I am using locality groups so its a *NEED* to compact tables.... plz explain how can I get rid of suspicious blocks.

Thanks

On 08/05/2015 10:53 AM, mohit.kaushik wrote:
yes, One of my datanode was down because disk was detached for some time and tserver was lost for that node but Its Up and running again.

fsck show that the file system is healthy. but with so many msgs reporting under replicated blocks while my replication factor is 3 it shows required is 5.

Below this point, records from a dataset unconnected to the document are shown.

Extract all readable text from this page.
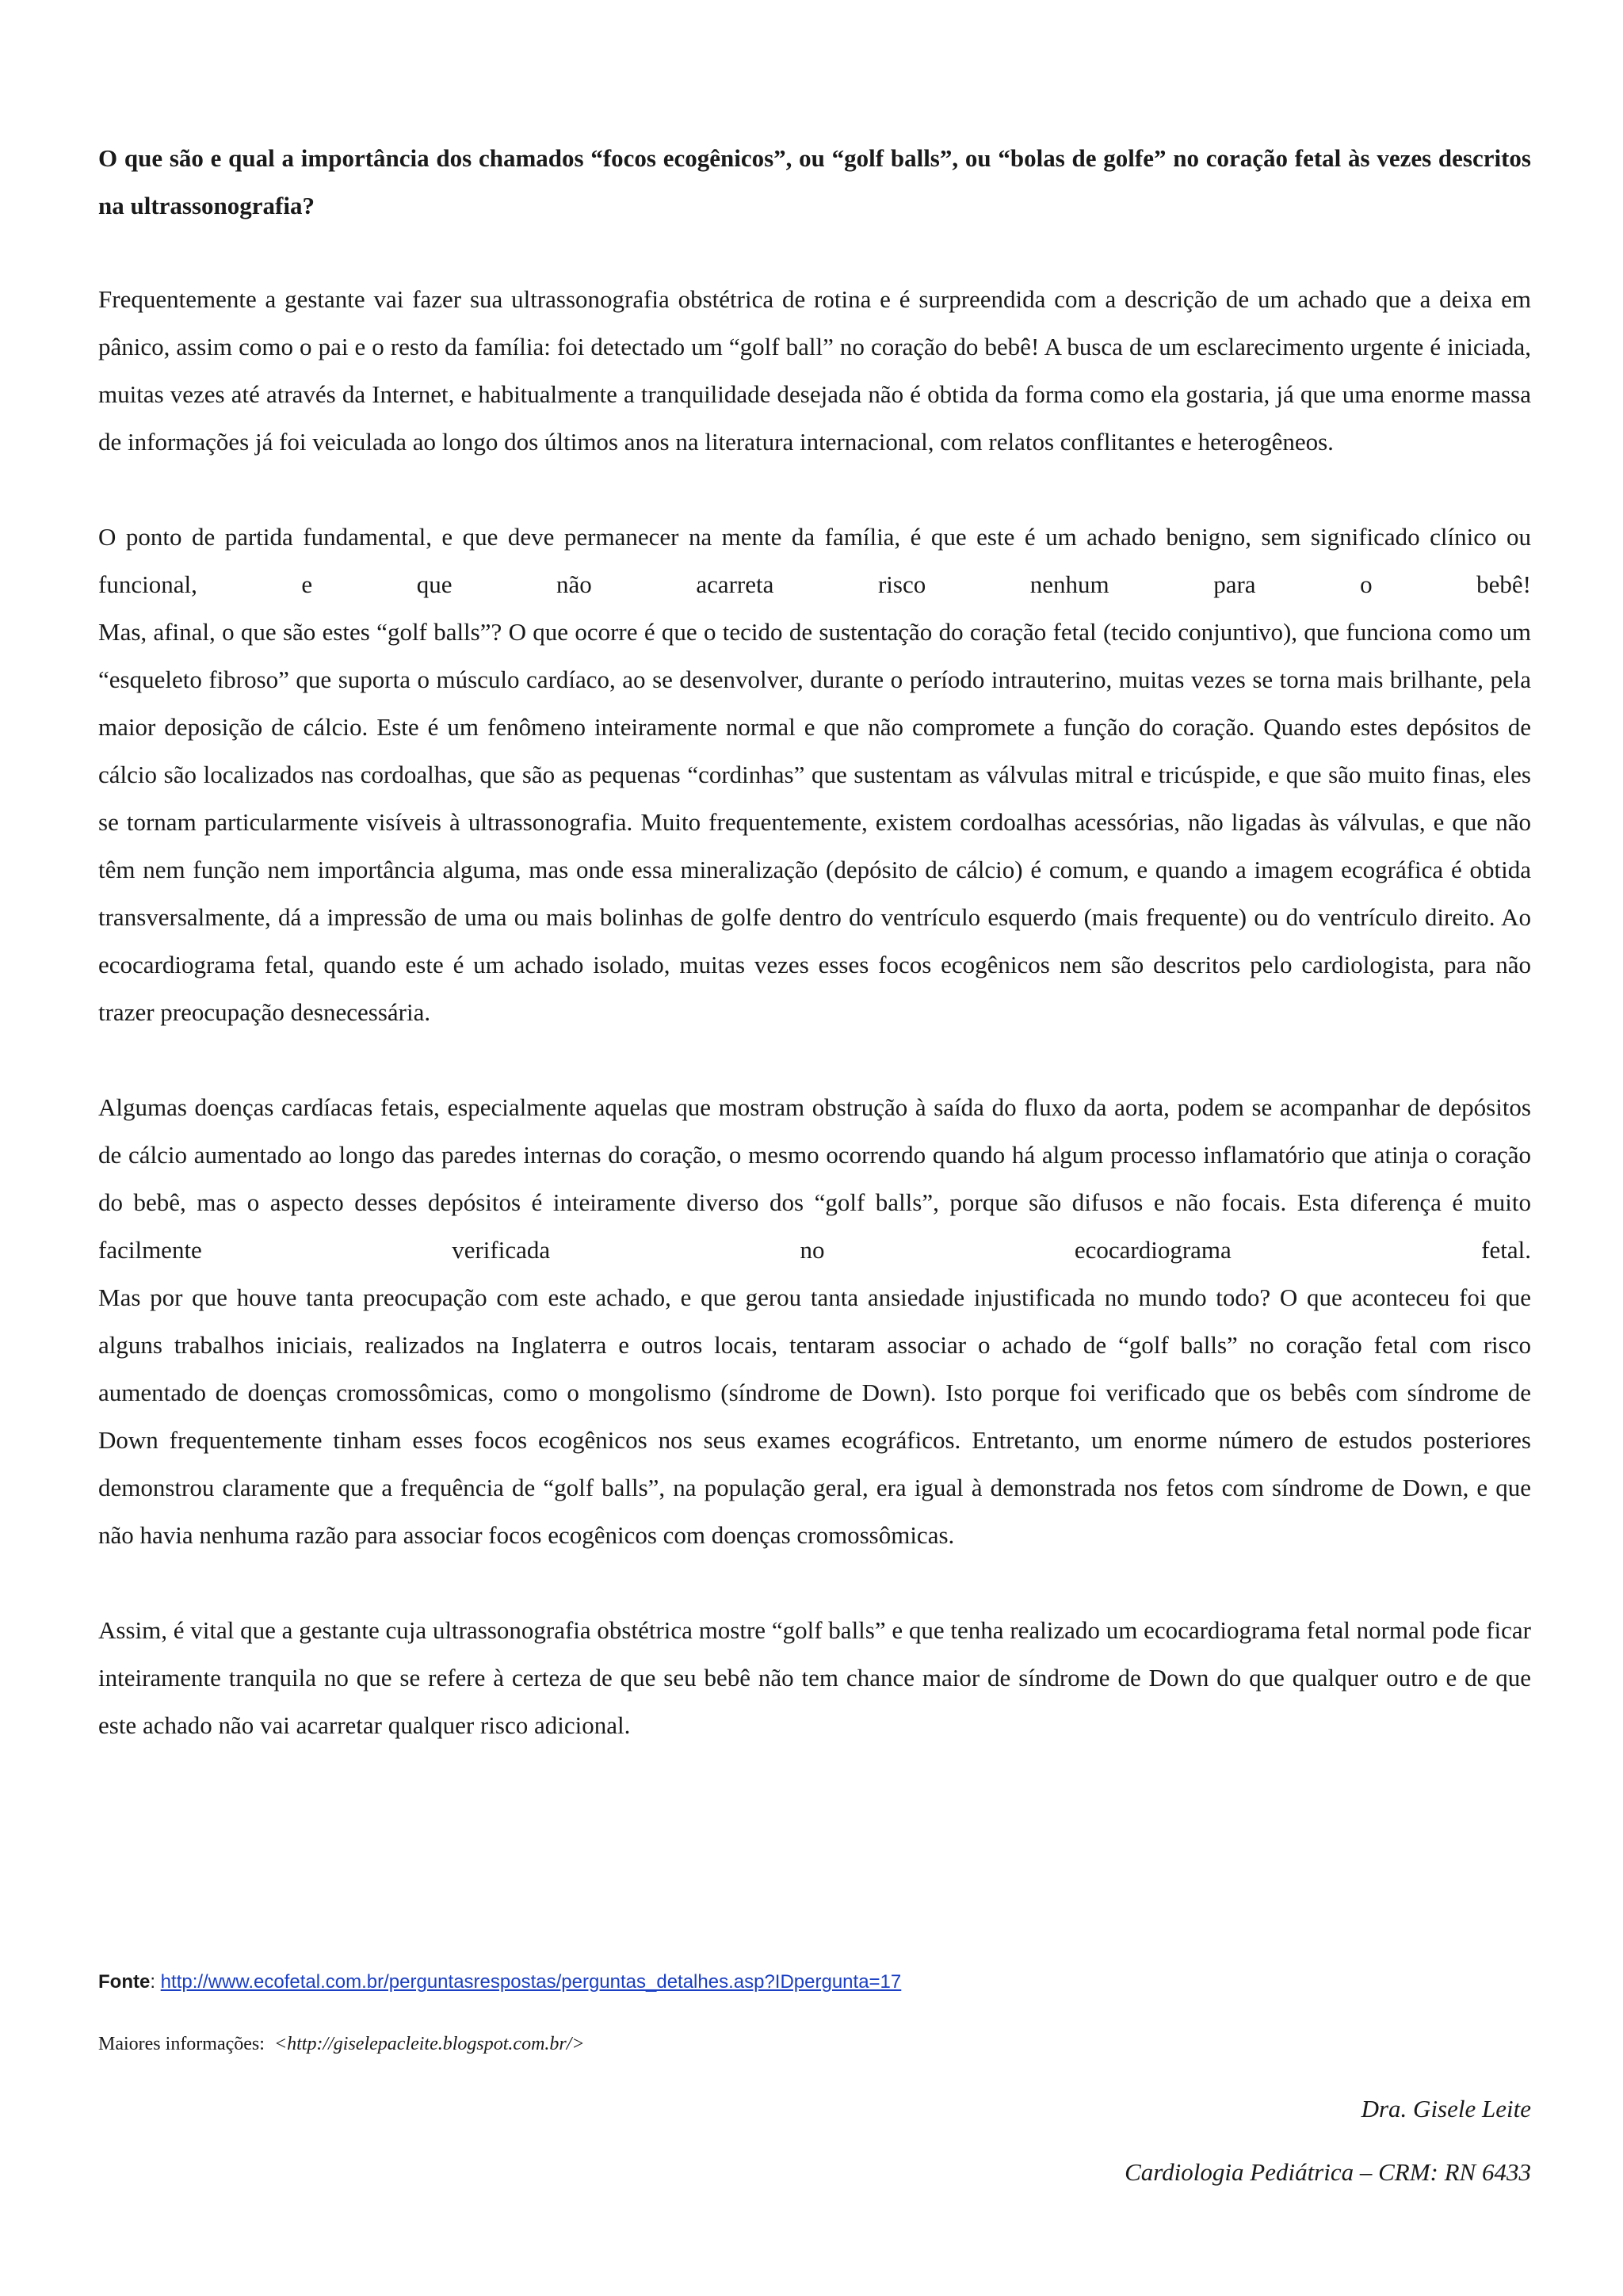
O que são e qual a importância dos chamados “focos ecogênicos”, ou “golf balls”, ou “bolas de golfe” no coração fetal às vezes descritos na ultrassonografia?

Frequentemente a gestante vai fazer sua ultrassonografia obstétrica de rotina e é surpreendida com a descrição de um achado que a deixa em pânico, assim como o pai e o resto da família: foi detectado um “golf ball” no coração do bebê! A busca de um esclarecimento urgente é iniciada, muitas vezes até através da Internet, e habitualmente a tranquilidade desejada não é obtida da forma como ela gostaria, já que uma enorme massa de informações já foi veiculada ao longo dos últimos anos na literatura internacional, com relatos conflitantes e heterogêneos.

O ponto de partida fundamental, e que deve permanecer na mente da família, é que este é um achado benigno, sem significado clínico ou funcional, e que não acarreta risco nenhum para o bebê!
Mas, afinal, o que são estes “golf balls”? O que ocorre é que o tecido de sustentação do coração fetal (tecido conjuntivo), que funciona como um “esqueleto fibroso” que suporta o músculo cardíaco, ao se desenvolver, durante o período intrauterino, muitas vezes se torna mais brilhante, pela maior deposição de cálcio. Este é um fenômeno inteiramente normal e que não compromete a função do coração. Quando estes depósitos de cálcio são localizados nas cordoalhas, que são as pequenas “cordinhas” que sustentam as válvulas mitral e tricúspide, e que são muito finas, eles se tornam particularmente visíveis à ultrassonografia. Muito frequentemente, existem cordoalhas acessórias, não ligadas às válvulas, e que não têm nem função nem importância alguma, mas onde essa mineralização (depósito de cálcio) é comum, e quando a imagem ecográfica é obtida transversalmente, dá a impressão de uma ou mais bolinhas de golfe dentro do ventrículo esquerdo (mais frequente) ou do ventrículo direito. Ao ecocardiograma fetal, quando este é um achado isolado, muitas vezes esses focos ecogênicos nem são descritos pelo cardiologista, para não trazer preocupação desnecessária.

Algumas doenças cardíacas fetais, especialmente aquelas que mostram obstrução à saída do fluxo da aorta, podem se acompanhar de depósitos de cálcio aumentado ao longo das paredes internas do coração, o mesmo ocorrendo quando há algum processo inflamatório que atinja o coração do bebê, mas o aspecto desses depósitos é inteiramente diverso dos “golf balls”, porque são difusos e não focais. Esta diferença é muito facilmente verificada no ecocardiograma fetal.
Mas por que houve tanta preocupação com este achado, e que gerou tanta ansiedade injustificada no mundo todo? O que aconteceu foi que alguns trabalhos iniciais, realizados na Inglaterra e outros locais, tentaram associar o achado de “golf balls” no coração fetal com risco aumentado de doenças cromossômicas, como o mongolismo (síndrome de Down). Isto porque foi verificado que os bebês com síndrome de Down frequentemente tinham esses focos ecogênicos nos seus exames ecográficos. Entretanto, um enorme número de estudos posteriores demonstrou claramente que a frequência de “golf balls”, na população geral, era igual à demonstrada nos fetos com síndrome de Down, e que não havia nenhuma razão para associar focos ecogênicos com doenças cromossômicas.

Assim, é vital que a gestante cuja ultrassonografia obstétrica mostre “golf balls” e que tenha realizado um ecocardiograma fetal normal pode ficar inteiramente tranquila no que se refere à certeza de que seu bebê não tem chance maior de síndrome de Down do que qualquer outro e de que este achado não vai acarretar qualquer risco adicional.

Fonte: http://www.ecofetal.com.br/perguntasrespostas/perguntas_detalhes.asp?IDpergunta=17
Maiores informações:  <http://giselepacleite.blogspot.com.br/>
Dra. Gisele Leite
Cardiologia Pediátrica – CRM: RN 6433
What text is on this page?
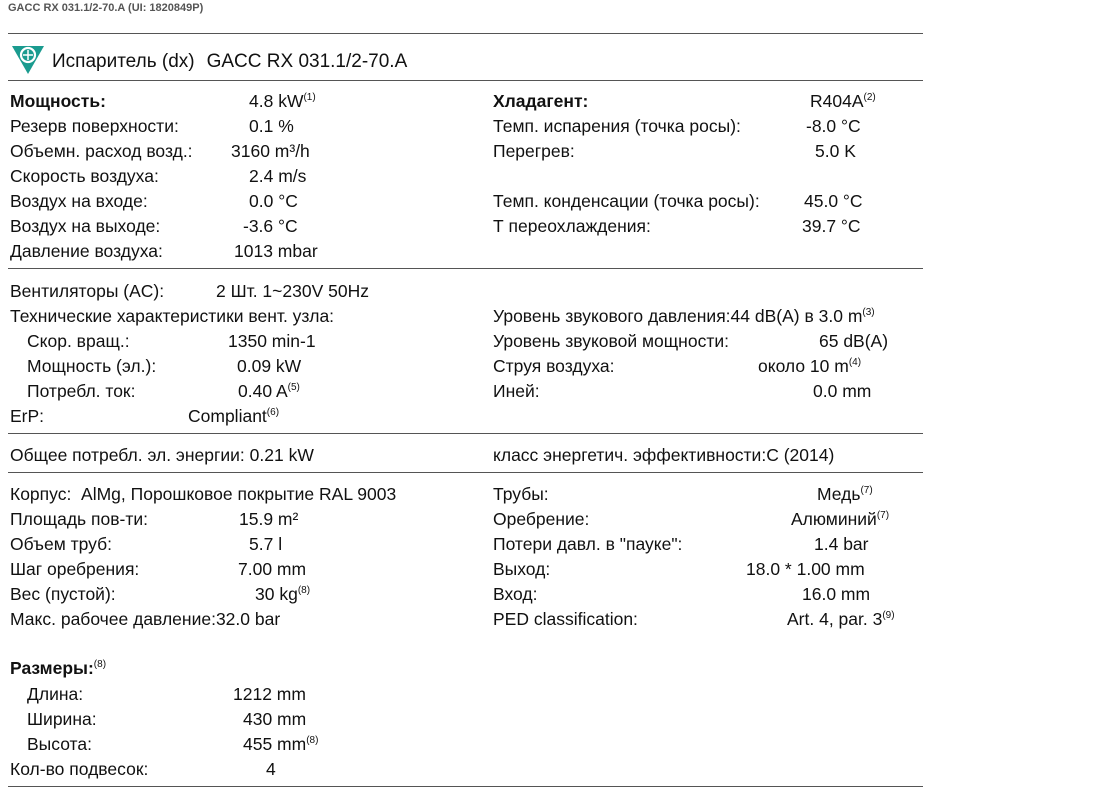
GACC RX 031.1/2-70.A (UI: 1820849P)
Испаритель (dx) GACC RX 031.1/2-70.A
Мощность:	4.8 $kW^{(1)}$
Резерв поверхности:	0.1 %
Объемн. расход возд.: 3160 m³/h
Скорость воздуха:	2.4 m/s
Воздух на входе:	0.0 °C
Воздух на выходе:	-3.6 °C
Давление воздуха:	1013 mbar
Хладагент:	$R404A^{(2)}$
Темп. испарения (точка росы):	-8.0 °C
Перегрев:	5.0 K
Темп. конденсации (точка росы):	45.0 °C
Т переохлаждения:	39.7 °C
Вентиляторы (AC):	2 Шт. 1~230V 50Hz
Технические характеристики вент. узла:
Скор. вращ.:	1350 min-1
Мощность (эл.):	0.09 kW
Потребл. ток:	0.40 $A^{(5)}$
ErP:	Compliant$^{(6)}$
Уровень звукового давления:44 dB(A) в 3.0 $m^{(3)}$
Уровень звуковой мощности:	65 dB(A)
Струя воздуха:	около 10 $m^{(4)}$
Иней:	0.0 mm
Общее потребл. эл. энергии: 0.21 kW	класс энергетич. эффективности:C (2014)
Корпус: AlMg, Порошковое покрытие RAL 9003
Площадь пов-ти:	15.9 m²
Объем труб:	5.7 l
Шаг оребрения:	7.00 mm
Вес (пустой):	30 $kg^{(8)}$
Макс. рабочее давление:32.0 bar
Трубы:	Медь$^{(7)}$
Оребрение:	Алюминий$^{(7)}$
Потери давл. в "пауке":	1.4 bar
Выход:	18.0 * 1.00 mm
Вход:	16.0 mm
PED classification:	Art. 4, par. 3$^{(9)}$
Размеры:$^{(8)}$
Длина:	1212 mm
Ширина:	430 mm
Высота:	455 $mm^{(8)}$
Кол-во подвесок:	4
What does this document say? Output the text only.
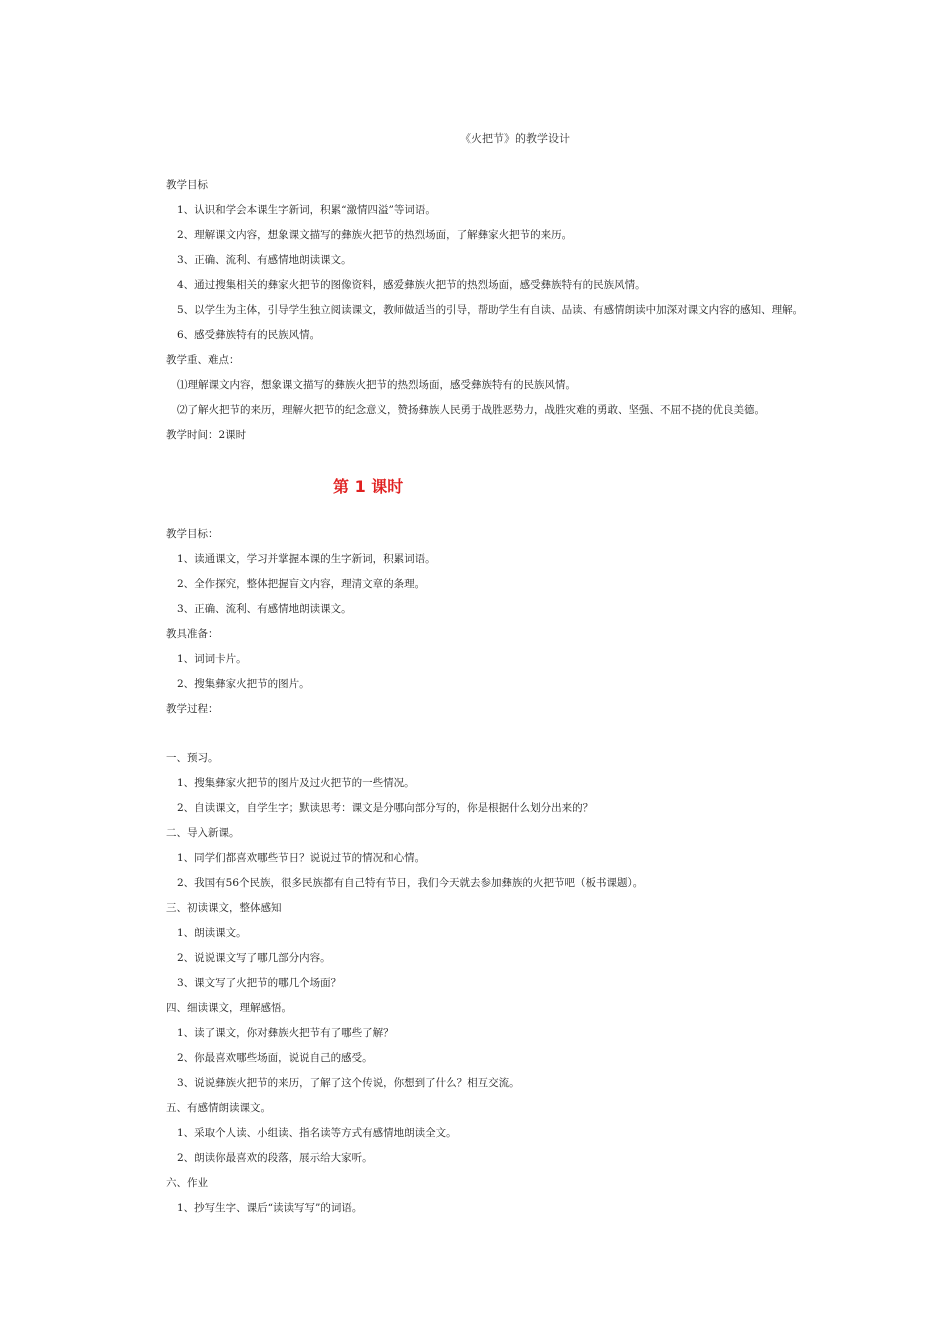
《火把节》的教学设计
教学目标
1、认识和学会本课生字新词，积累“激情四溢”等词语。
2、理解课文内容，想象课文描写的彝族火把节的热烈场面，了解彝家火把节的来历。
3、正确、流利、有感情地朗读课文。
4、通过搜集相关的彝家火把节的图像资料，感爱彝族火把节的热烈场面，感受彝族特有的民族风情。
5、以学生为主体，引导学生独立阅读课文，教师做适当的引导，帮助学生有自读、品读、有感情朗读中加深对课文内容的感知、理解。
6、感受彝族特有的民族风情。
教学重、难点：
⑴理解课文内容，想象课文描写的彝族火把节的热烈场面，感受彝族特有的民族风情。
⑵了解火把节的来历，理解火把节的纪念意义，赞扬彝族人民勇于战胜恶势力，战胜灾难的勇敢、坚强、不屈不挠的优良美德。
教学时间：2课时
第 1 课时
教学目标：
1、读通课文，学习并掌握本课的生字新词，积累词语。
2、全作探究，整体把握盲文内容，理清文章的条理。
3、正确、流利、有感情地朗读课文。
教具准备：
1、词词卡片。
2、搜集彝家火把节的图片。
教学过程：
一、预习。
1、搜集彝家火把节的图片及过火把节的一些情况。
2、自读课文，自学生字；默读思考：课文是分哪向部分写的，你是根据什么划分出来的？
二、导入新课。
1、同学们都喜欢哪些节日？说说过节的情况和心情。
2、我国有56个民族，很多民族都有自己特有节日，我们今天就去参加彝族的火把节吧（板书课题）。
三、初读课文，整体感知
1、朗读课文。
2、说说课文写了哪几部分内容。
3、课文写了火把节的哪几个场面？
四、细读课文，理解感悟。
1、读了课文，你对彝族火把节有了哪些了解？
2、你最喜欢哪些场面，说说自己的感受。
3、说说彝族火把节的来历，了解了这个传说，你想到了什么？相互交流。
五、有感情朗读课文。
1、采取个人读、小组读、指名读等方式有感情地朗读全文。
2、朗读你最喜欢的段落，展示给大家听。
六、作业
1、抄写生字、课后“读读写写”的词语。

//user/root/.Trash/Current/accumulo/tables/+r/root_tablet/delete+A0000d29.rf+F0000d28.rf: Under replicated BP-2102462487-192.168.10.124-1436956492274:blk_1073796198_55442. Target Replicas is 5 but found 3 replica(s).///

Thanks & Regards
Mohit Kaushik

On 08/04/2015 09:18 PM, John Vines wrote:
It looks like an hdfs issue. Did a datanode go down? Did you turn replication down to 1? The combination of those two errors would definitely cause the problems your seeing as the latter disables any sort of robustness of the underlying filesystem.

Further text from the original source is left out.